Oil prices driving the decline

The primary driver behind lower gasoline prices is the persistent weakness in crude oil markets. The U.S. Energy Information Administration (EIA) expects US oil prices to average just $51 per barrel this year, down from $65 in 2025 and $77 in 2024.

Crude oil currently trades around $57.85 per barrel for WTI and $61.35 for Brent, both benchmarks showing slight declines in early January trading.

Global oversupply concerns

A report from the State Bank of India projects that Brent crude could decline to around $50 per barrel by June 2026, citing growing concerns about global oversupply.

OPEC has been steadily managing output while non-OPEC producers, particularly in the United States, continue to pump at elevated levels. The result is a market on pace to experience a supply glut throughout 2026.

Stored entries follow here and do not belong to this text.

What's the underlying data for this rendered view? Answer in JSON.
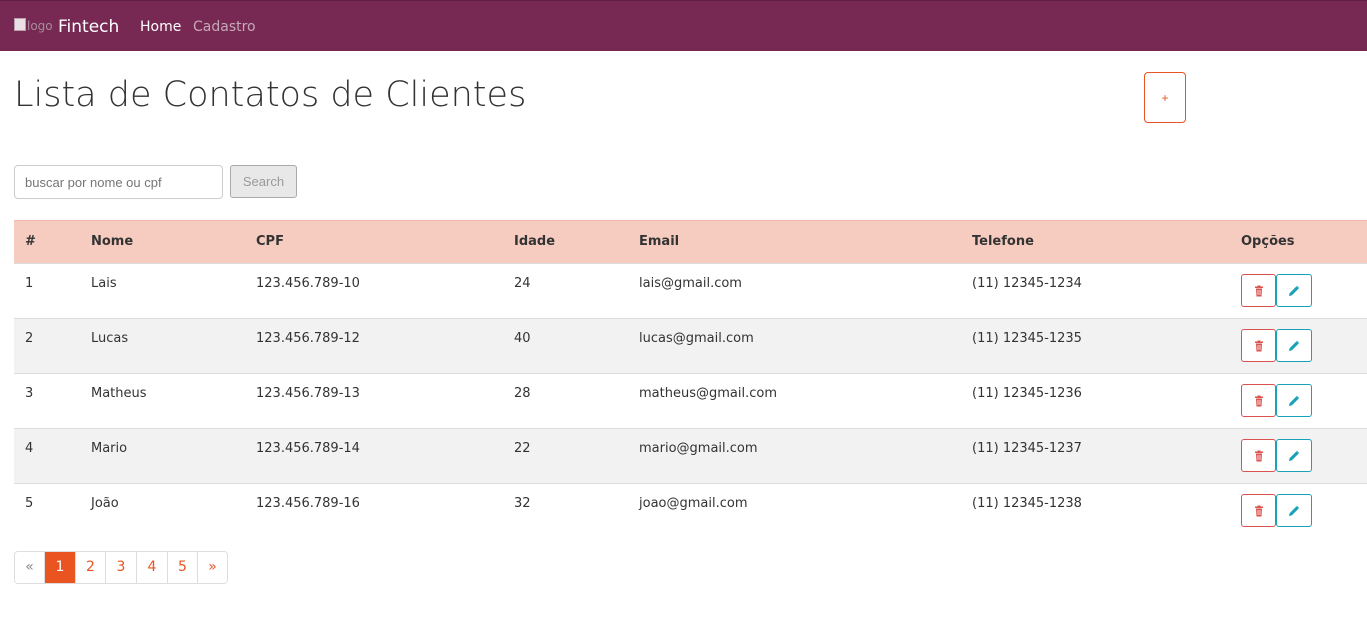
{
  "navbar": {
    "logo_alt": "logo",
    "brand": "Fintech",
    "links": [
      "Home",
      "Cadastro"
    ]
  },
  "page": {
    "title": "Lista de Contatos de Clientes",
    "add_label": "+"
  },
  "search": {
    "placeholder": "buscar por nome ou cpf",
    "button_label": "Search"
  },
  "table": {
    "headers": [
      "#",
      "Nome",
      "CPF",
      "Idade",
      "Email",
      "Telefone",
      "Opções"
    ],
    "rows": [
      [
        "1",
        "Lais",
        "123.456.789-10",
        "24",
        "lais@gmail.com",
        "(11) 12345-1234"
      ],
      [
        "2",
        "Lucas",
        "123.456.789-12",
        "40",
        "lucas@gmail.com",
        "(11) 12345-1235"
      ],
      [
        "3",
        "Matheus",
        "123.456.789-13",
        "28",
        "matheus@gmail.com",
        "(11) 12345-1236"
      ],
      [
        "4",
        "Mario",
        "123.456.789-14",
        "22",
        "mario@gmail.com",
        "(11) 12345-1237"
      ],
      [
        "5",
        "João",
        "123.456.789-16",
        "32",
        "joao@gmail.com",
        "(11) 12345-1238"
      ]
    ],
    "row_actions": {
      "delete_icon": "trash-icon",
      "edit_icon": "pencil-icon"
    }
  },
  "pagination": {
    "prev": "«",
    "pages": [
      "1",
      "2",
      "3",
      "4",
      "5"
    ],
    "next": "»",
    "active_page": "1"
  },
  "colors": {
    "navbar": "#772953",
    "accent": "#e95420",
    "header_row": "#f7ccc0",
    "danger": "#d9534f",
    "info": "#17a2b8"
  }
}
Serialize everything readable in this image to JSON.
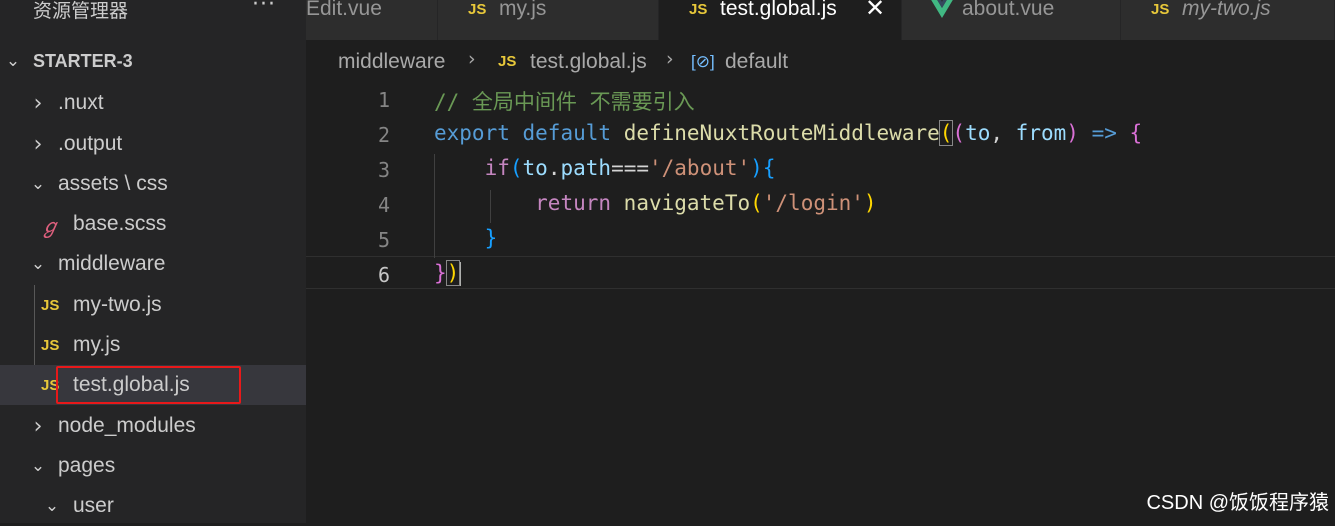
{
  "sidebar": {
    "title": "资源管理器",
    "more": "···",
    "root": "STARTER-3",
    "items": [
      {
        "label": ".nuxt"
      },
      {
        "label": ".output"
      },
      {
        "label": "assets \\ css"
      },
      {
        "label": "base.scss"
      },
      {
        "label": "middleware"
      },
      {
        "label": "my-two.js"
      },
      {
        "label": "my.js"
      },
      {
        "label": "test.global.js"
      },
      {
        "label": "node_modules"
      },
      {
        "label": "pages"
      },
      {
        "label": "user"
      }
    ]
  },
  "icons": {
    "js": "JS",
    "sass": "sass-icon",
    "vue": "vue-icon",
    "chevron_right": "›",
    "chevron_down": "⌄"
  },
  "tabs": [
    {
      "label": "Edit.vue"
    },
    {
      "label": "my.js"
    },
    {
      "label": "test.global.js",
      "close": "✕"
    },
    {
      "label": "about.vue"
    },
    {
      "label": "my-two.js"
    }
  ],
  "breadcrumb": {
    "folder": "middleware",
    "file": "test.global.js",
    "symbol": "default",
    "symbol_icon": "[⊘]"
  },
  "editor": {
    "line_numbers": [
      "1",
      "2",
      "3",
      "4",
      "5",
      "6"
    ],
    "line1_comment": "// 全局中间件 不需要引入",
    "line2": {
      "kw1": "export",
      "kw2": "default",
      "fn": "defineNuxtRouteMiddleware",
      "p1": "to",
      "p2": "from",
      "arrow": "=>"
    },
    "line3": {
      "kw": "if",
      "obj": "to",
      "prop": "path",
      "op": "===",
      "str": "'/about'"
    },
    "line4": {
      "kw": "return",
      "fn": "navigateTo",
      "str": "'/login'"
    }
  },
  "watermark": "CSDN @饭饭程序猿",
  "colors": {
    "accent_js": "#e8c83a",
    "highlight_box": "#e8191a",
    "vue": "#41b883"
  }
}
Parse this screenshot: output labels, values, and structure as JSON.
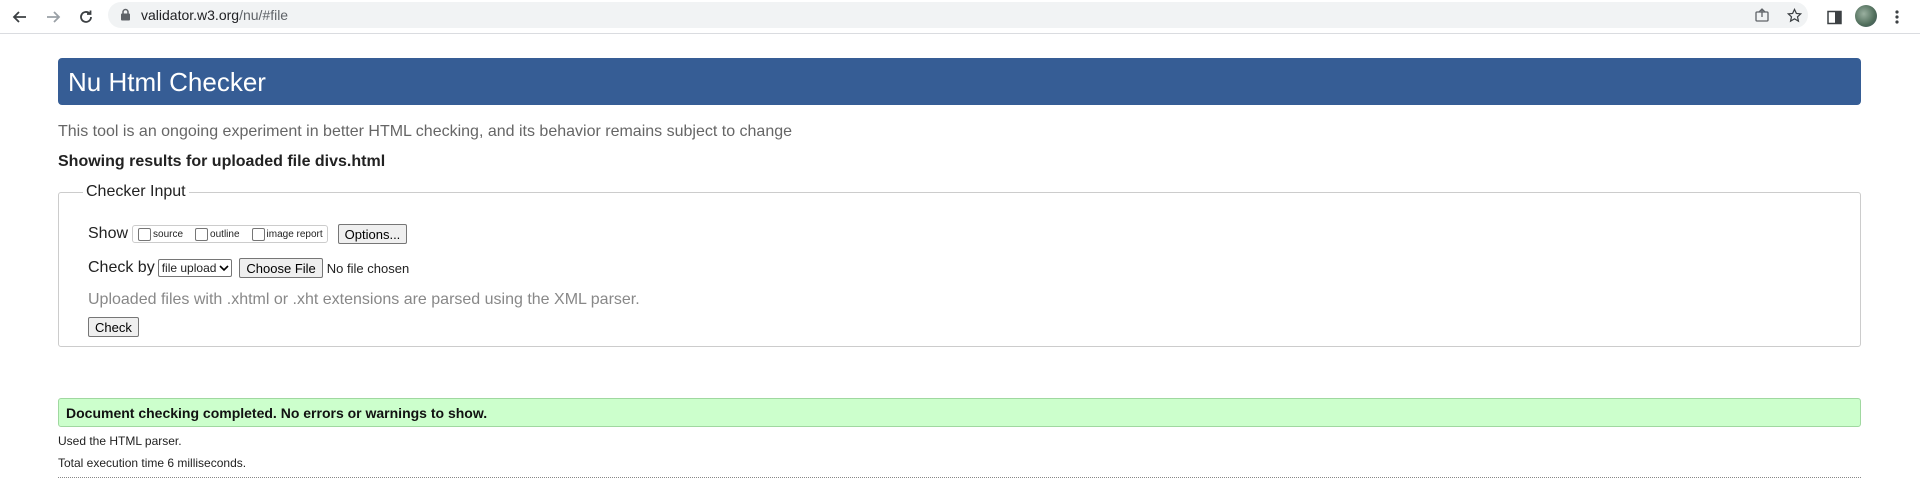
{
  "browser": {
    "url_host": "validator.w3.org",
    "url_path": "/nu/#file",
    "icons": [
      "back-icon",
      "forward-icon",
      "reload-icon",
      "lock-icon",
      "share-icon",
      "star-icon",
      "side-panel-icon",
      "avatar",
      "menu-icon"
    ]
  },
  "page": {
    "title": "Nu Html Checker",
    "intro": "This tool is an ongoing experiment in better HTML checking, and its behavior remains subject to change",
    "results_heading": "Showing results for uploaded file divs.html",
    "checker": {
      "legend": "Checker Input",
      "show_label": "Show",
      "show_options": [
        "source",
        "outline",
        "image report"
      ],
      "options_button": "Options...",
      "check_by_label": "Check by",
      "check_by_value": "file upload",
      "choose_file_button": "Choose File",
      "file_status": "No file chosen",
      "note": "Uploaded files with .xhtml or .xht extensions are parsed using the XML parser.",
      "check_button": "Check"
    },
    "status": "Document checking completed. No errors or warnings to show.",
    "parser_info": "Used the HTML parser.",
    "execution_time": "Total execution time 6 milliseconds."
  },
  "colors": {
    "header_bg": "#365d95",
    "success_bg": "#ccffcc"
  }
}
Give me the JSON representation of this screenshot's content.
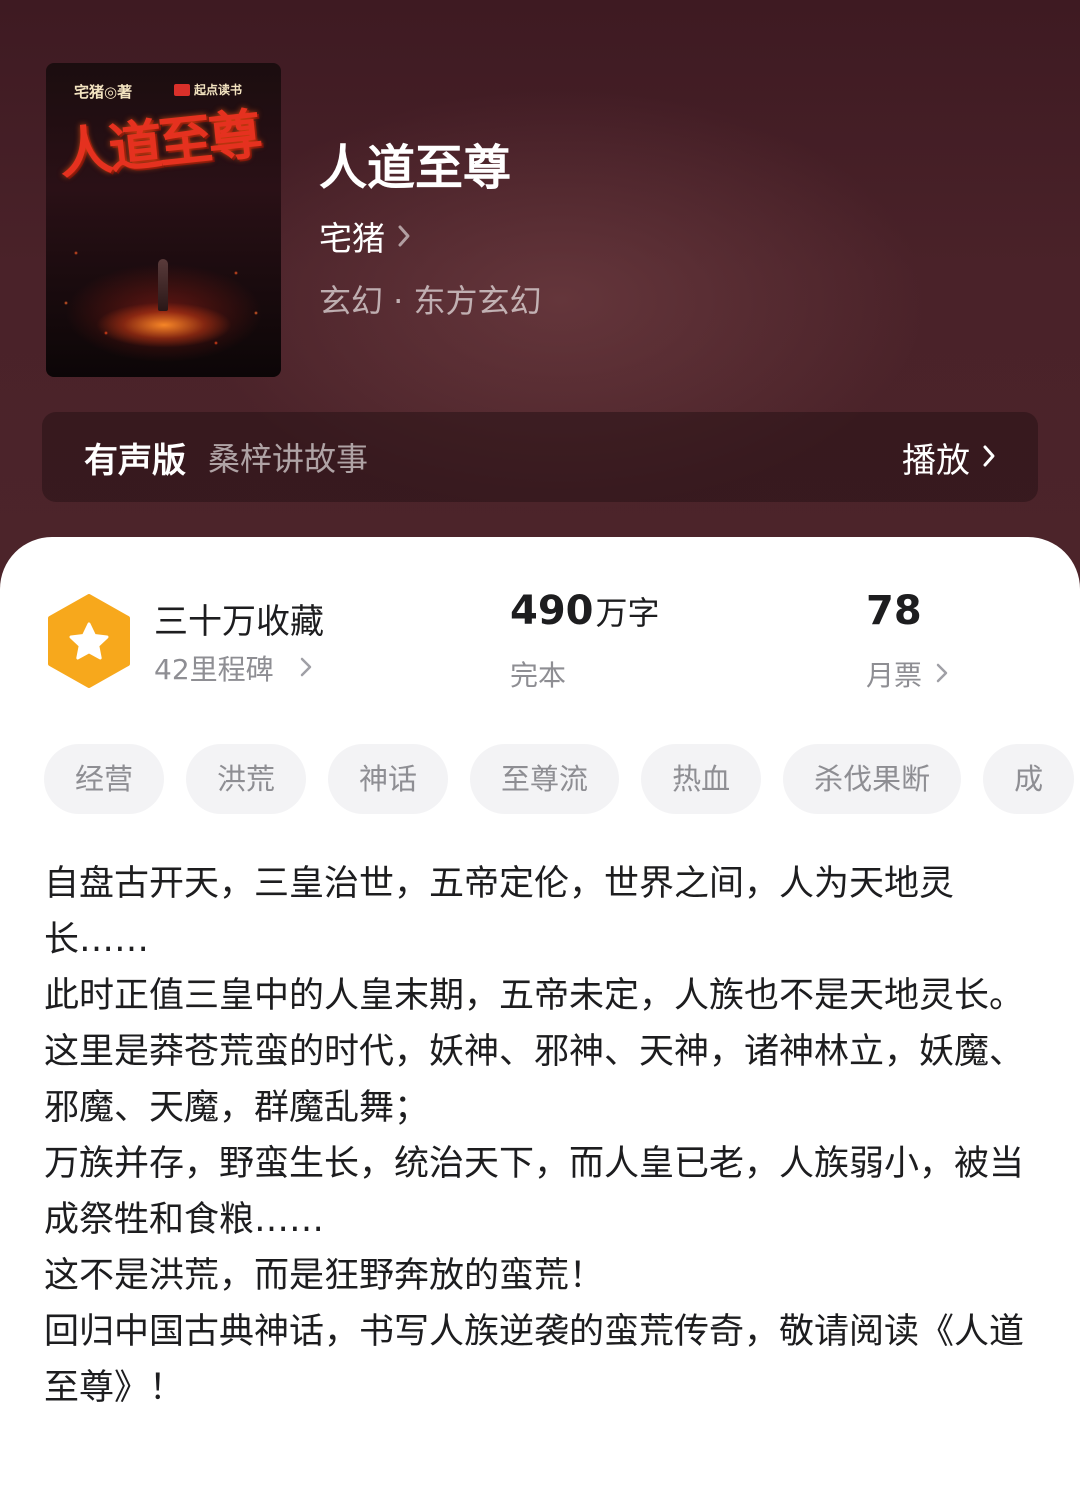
{
  "header": {
    "cover": {
      "author_mark": "宅猪◎著",
      "publisher": "起点读书",
      "title_art": "人道至尊"
    },
    "title": "人道至尊",
    "author": "宅猪",
    "genre": "玄幻 · 东方玄幻"
  },
  "audio": {
    "label": "有声版",
    "narrator": "桑梓讲故事",
    "play_label": "播放"
  },
  "stats": {
    "favorites": "三十万收藏",
    "milestones": "42里程碑",
    "word_count": "490",
    "word_unit": "万字",
    "status": "完本",
    "monthly_votes": "78",
    "monthly_votes_label": "月票"
  },
  "tags": [
    "经营",
    "洪荒",
    "神话",
    "至尊流",
    "热血",
    "杀伐果断",
    "成"
  ],
  "description": [
    "自盘古开天，三皇治世，五帝定伦，世界之间，人为天地灵长……",
    "此时正值三皇中的人皇末期，五帝未定，人族也不是天地灵长。",
    "这里是莽苍荒蛮的时代，妖神、邪神、天神，诸神林立，妖魔、邪魔、天魔，群魔乱舞；",
    "万族并存，野蛮生长，统治天下，而人皇已老，人族弱小，被当成祭牲和食粮……",
    "这不是洪荒，而是狂野奔放的蛮荒！",
    "回归中国古典神话，书写人族逆袭的蛮荒传奇，敬请阅读《人道至尊》！"
  ],
  "colors": {
    "hero_bg": "#4a2229",
    "badge": "#f7a81c",
    "tag_bg": "#f3f3f5",
    "muted_text": "#8e8e93"
  }
}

What it means for consumers

For the average American household, lower gas prices translate directly to savings:

  • At $2.97/gallon vs $3.3/gallon (2024 average), a driver using 1,000 gallons per year saves approximately $530 annually
  • Lower fuel costs reduce transportation expenses across the economy
  • Reduced energy costs may help ease broader inflationary pressures

Risks to the forecast

Several factors could push prices higher than forecast:

  • Escalation of geopolitical tensions, including the ongoing situation in Venezuela
  • Unexpected OPEC+ production cuts
  • Stronger-than-expected global demand, particularly from China
  • Hurricane disruptions to Gulf Coast refining capacity

Despite these risks, the current market structure and supply outlook suggest consumers will continue to benefit from relatively low fuel prices throughout 2026.